2006 Kerrang! 25th Anniversary Special Edition

Two of the Kerrang! magazines featured in this special edition, are scanned in full on the site:

June 1990 Kerrang! ‘Mister Muscle’ – full scan HERE

July 2002 Kerrang! ‘Extreme Generation’ -full scan HERE

 

2002 Overview article

BEFORE 1999 the Red Hot Chili Peppers were floundering — their previous album, ‘One Hot Minute’, hadn’t exactly set the world alight. Then the band released ‘Californication’ and, it seemed, the revival was on.

Still, no one quite believed they could maintain it… until 2002’s follow-up, ‘By The Way’, made them the biggest band in the world. Fifteen countries found the album at the top of their charts, and it led to the band setting off on a massive worldwide tour —featuring a particularly special secret gig at the 600-capacity Garage in North London, followed by a slightly larger show in front of 12,000 at the London Docklands Arena. The plaudits and awards rolled in — including a Kerrang! Award for ‘Best Band In The World’ — and it became very clear that the Chilis were, once again, a force to be reckoned with.

“EVERYTHING I did during that year had a purpose and it got me to a very special place,” recalled singer Anthony Kiedis to Kerrang!.

“All our hard work and attempts at discipline were all coming into a good thing. “I was shocked at how well the songs went down. I thought the song ‘By The Way’ was an uber-bombastic assault of non-commercialism. It was so well received; it’s a good feeling when that island of yours embraces our band.

“For us, the true experience of an album is the days and weeks and months we spend throwing music around the studio. After that we’re kinda like, ‘The world can do with this what it will’.

“Playing at The Garage was heaven; that was about as much fun as you can have playing a show. And I loved playing Docklands; it felt like 150° on that stage but I had a bunch of friends there and I had a great night. It was exciting and fun and made me really happy.

“2002 was a really good year and I didn’t realise it until the end. Sometimes you get so devoured by your own struggle that you fail to realise how many beautiful things are going on.”

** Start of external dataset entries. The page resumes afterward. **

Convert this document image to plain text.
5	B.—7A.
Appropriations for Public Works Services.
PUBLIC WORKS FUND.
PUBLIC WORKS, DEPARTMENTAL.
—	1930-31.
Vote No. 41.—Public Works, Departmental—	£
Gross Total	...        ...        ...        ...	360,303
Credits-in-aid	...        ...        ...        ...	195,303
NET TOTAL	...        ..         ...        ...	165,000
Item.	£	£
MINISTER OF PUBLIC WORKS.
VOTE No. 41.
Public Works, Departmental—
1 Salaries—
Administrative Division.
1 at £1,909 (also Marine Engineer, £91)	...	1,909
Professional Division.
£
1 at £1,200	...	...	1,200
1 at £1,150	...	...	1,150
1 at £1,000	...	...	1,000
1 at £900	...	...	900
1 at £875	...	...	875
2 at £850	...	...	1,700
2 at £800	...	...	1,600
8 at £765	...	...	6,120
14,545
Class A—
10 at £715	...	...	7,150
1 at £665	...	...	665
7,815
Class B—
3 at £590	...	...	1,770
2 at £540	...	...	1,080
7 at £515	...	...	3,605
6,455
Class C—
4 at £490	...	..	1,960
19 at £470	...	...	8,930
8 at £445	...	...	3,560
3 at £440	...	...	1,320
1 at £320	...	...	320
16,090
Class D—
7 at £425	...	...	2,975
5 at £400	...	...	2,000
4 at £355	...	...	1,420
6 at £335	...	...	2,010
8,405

This is taken from a full article published in the Kerrang! Yearbook of that year. Full article HERE

 

APOCALYPSE NOW

Woodstock ’99  Goes up in Flames

THEY MAY have shared a name, but Woodstock ’99 had very little to do with Woodstock ’69. Gone were the peace and love ideals of the original festival, replaced by corporate sponsors, mass marketing and high ticket prices. It was also moved from the original site to a disused airforce base – not entirely in keeping with attitudes of love and harmony. Worse was to come. The alcohol-fuelled crowd -upset by the mounting piles of rubbish, the poor sanitation and having to pay $4 for water in 90′ heat – started rioting. They ripped down lighting towers, attacked medical staff, and looted or burnt anything they find. The worst moment comes during Limp Bizkit’s set. It was reported that singer Fred Durst actively encouraged the crowd’s violence, urging people to “Smash stuff, c’mon y’all, c’mon y’all, c’mon y’all.” It’s something he later denied, saying: “Trouble just waits for the chance to put Limp Bizkit’s name on it.

“I mean, at Woodstock all we did was play a normal show and we came off – the next thing is we’re told that we’ve started a riot. When those guys were surfing over the crowd’s heads on plywood, I thought it was the coolest thing I’d ever fucking seen – I didn’t know that they’d ripped a damn building down to get it.”

Still, 10 people were hospitalised during his band’s set. More worryingly, eight sexual assaults were reported over the weekend, including gang rapes. The police were called in as the raging fires (started, ironically, with free festival ‘peace candles’) spread across the site while the Red Hot Chili Peppers were onstage, “It looks like ‘Apocalypse Now’ out there,” said singer Anthony Kiedis.

As Kerrang! journalist Don Kaye, at Woodstock to review the festival, put it: “Woodstock ’99 could have been mind-blowing. Thanks to the idiotic behaviour of some of the crowd, it will, sadly, be remembered for all the wrong reasons. As the State Troopers are called in, it becomes clear that ‘peace and love’ are most certainly not on the menu.”